2. What Search Engines Are Not Looking For

Search engine crawlers have a definite possibility of data storage. Hence if you are using shady tactics to trick them, then chances are going to hurt yourself in the long time. Items the search engines don't want are:
Keyword Stuffing: Repetition of keywords on your pages.
Purchased Links: When comes to SEO, buying links will not get you anywhere, hence be notified.
Poor User Experience: Make it easy to get around for the user. Many ads and relevant content will only helpful to increase your bounce rate. If you know your bounce rate it will help to determine other information about your site.

3. Know Your Business Model

While this is attractive , hence many people tend to not sit down and just focus on their aims. Some questions you need to ask yourself. Those are:
  • What defines a conversion for you?
  • Are you selling eyeballs (impressions) or what people click on?
  • What are your goals?
  • Do you know your assets and liabilities?

5. Don’t Forget to Optimize for Multi channels

Keyword strategy is not only significant to apply for on-site, but should enlarge to other off-site platforms, which has to consider multi-channel optimization. These multi-channel platforms include Face book, Twitter, LinkedIn, Email and Offline, such as radio and TV ads. Being logical with keyword phrases within these platforms, will not only help your branding problems, but also train users to use exact phrases you are optimizing for.

6. Be Consistent With Domain Names

Domain naming is very important to your overall foundation, hence you are better to use Sub-directory root domains (example.com/awesome) versus sub-domains (awesome.example.com). Some other best practices with domain names are Consistent Domains, Keep it Old School, Keywords in URL.

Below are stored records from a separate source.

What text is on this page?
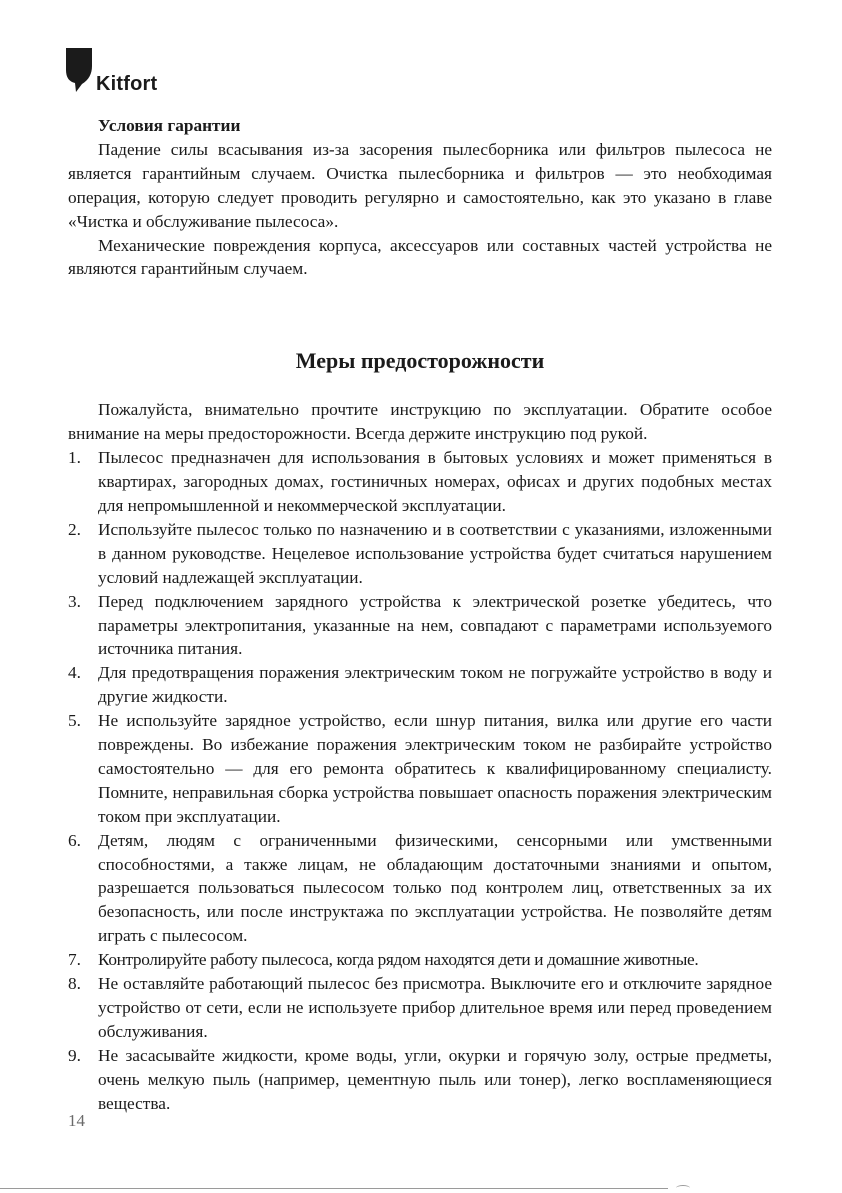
Kitfort

Условия гарантии

Падение силы всасывания из-за засорения пылесборника или фильтров пылесоса не является гарантийным случаем. Очистка пылесборника и фильтров — это необходимая операция, которую следует проводить регулярно и самостоятельно, как это указано в главе «Чистка и обслуживание пылесоса».

Механические повреждения корпуса, аксессуаров или составных частей устройства не являются гарантийным случаем.

Меры предосторожности

Пожалуйста, внимательно прочтите инструкцию по эксплуатации. Обратите особое внимание на меры предосторожности. Всегда держите инструкцию под рукой.

1. Пылесос предназначен для использования в бытовых условиях и может применяться в квартирах, загородных домах, гостиничных номерах, офисах и других подобных местах для непромышленной и некоммерческой эксплуатации.
2. Используйте пылесос только по назначению и в соответствии с указаниями, изложенными в данном руководстве. Нецелевое использование устройства будет считаться нарушением условий надлежащей эксплуатации.
3. Перед подключением зарядного устройства к электрической розетке убедитесь, что параметры электропитания, указанные на нем, совпадают с параметрами используемого источника питания.
4. Для предотвращения поражения электрическим током не погружайте устройство в воду и другие жидкости.
5. Не используйте зарядное устройство, если шнур питания, вилка или другие его части повреждены. Во избежание поражения электрическим током не разбирайте устройство самостоятельно — для его ремонта обратитесь к квалифицированному специалисту. Помните, неправильная сборка устройства повышает опасность поражения электрическим током при эксплуатации.
6. Детям, людям с ограниченными физическими, сенсорными или умственными способностями, а также лицам, не обладающим достаточными знаниями и опытом, разрешается пользоваться пылесосом только под контролем лиц, ответственных за их безопасность, или после инструктажа по эксплуатации устройства. Не позволяйте детям играть с пылесосом.
7. Контролируйте работу пылесоса, когда рядом находятся дети и домашние животные.
8. Не оставляйте работающий пылесос без присмотра. Выключите его и отключите зарядное устройство от сети, если не используете прибор длительное время или перед проведением обслуживания.
9. Не засасывайте жидкости, кроме воды, угли, окурки и горячую золу, острые предметы, очень мелкую пыль (например, цементную пыль или тонер), легко воспламеняющиеся вещества.
14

7. Optimizing for Different Types of Results

In addition to development for the desktop experience, make sure to concentrate on cell phone, tablet optimization and also other networks.
  • Create rich and unique content like video, as it's easier to get a video to rank on the first page as compared to plain text page rank.
  • Search engines can see it, when you optimize your non-text content. If your website uses PDFs and flashes make sure that search engines can easily crawls that content and give a better rank to your site.

8. Focus on Your Meta Data Too

Your content on your site should have Title and Meta description Tags. Nowadays, Meta keywords are much unnoticed by search engines. Anyway if you still use keywords, make sure it talks particularly to certain page. Your Meta description and title should be unique and also tell about specific page. Duplicate Meta descriptions from page to page will not get a better rank.